DETROIT -- Potential electric vehicle buyers are less concerned with gasoline prices and more concerned with environmental benefits than automotive executives expect.
That is one of the findings in a survey released today by IBM’s Institute for Business Value, which polled 1,716 U.S. drivers and 123 industry executives.
It showed that 51 percent of consumers said significantly higher oil prices would motivate them to consider an electric vehicle. But a much higher number of industry executives -- 76 percent -- viewed high pump prices as a key motivator.
There also was a disparity in assessing the value of a vehicle’s green image, with 48 percent of consumers thinking it important. Only 33 percent of executives thought so.
The survey offers some encouragement to companies marketing EVs, showing 19 percent of consumers as likely or very likely to consider buying an EV.

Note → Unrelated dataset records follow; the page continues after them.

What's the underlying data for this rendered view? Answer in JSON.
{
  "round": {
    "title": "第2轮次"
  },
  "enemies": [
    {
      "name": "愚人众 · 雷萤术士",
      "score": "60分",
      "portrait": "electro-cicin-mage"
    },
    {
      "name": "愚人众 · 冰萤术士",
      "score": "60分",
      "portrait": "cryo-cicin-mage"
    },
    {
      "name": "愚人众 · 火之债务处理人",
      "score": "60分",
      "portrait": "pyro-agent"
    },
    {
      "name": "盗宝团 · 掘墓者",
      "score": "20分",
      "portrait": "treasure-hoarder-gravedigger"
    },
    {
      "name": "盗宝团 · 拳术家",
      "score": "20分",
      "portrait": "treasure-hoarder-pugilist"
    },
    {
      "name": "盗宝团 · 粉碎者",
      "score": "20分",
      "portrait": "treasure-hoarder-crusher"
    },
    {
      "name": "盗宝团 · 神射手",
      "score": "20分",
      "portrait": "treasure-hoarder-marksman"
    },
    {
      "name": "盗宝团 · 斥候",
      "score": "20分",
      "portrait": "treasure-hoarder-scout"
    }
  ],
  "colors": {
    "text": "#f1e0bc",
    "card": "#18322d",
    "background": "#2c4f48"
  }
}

But Kal Gyimesi, the institute’s automotive lead and co-author of the study, says the industry should be concerned that 42 percent of consumers say they know little about EVs or have only heard of them.
“There’s still an education gap,” Gyimesi said. “The industry needs to work hard to educate drivers.”
He added that the cost of installing 240-volt, or Level 2, chargers in homes could be another roadblock. Industry estimates are that 240-volt service would cost $1,000 to $2,000 to install, but a mere 8 percent of consumers said they would pay that much.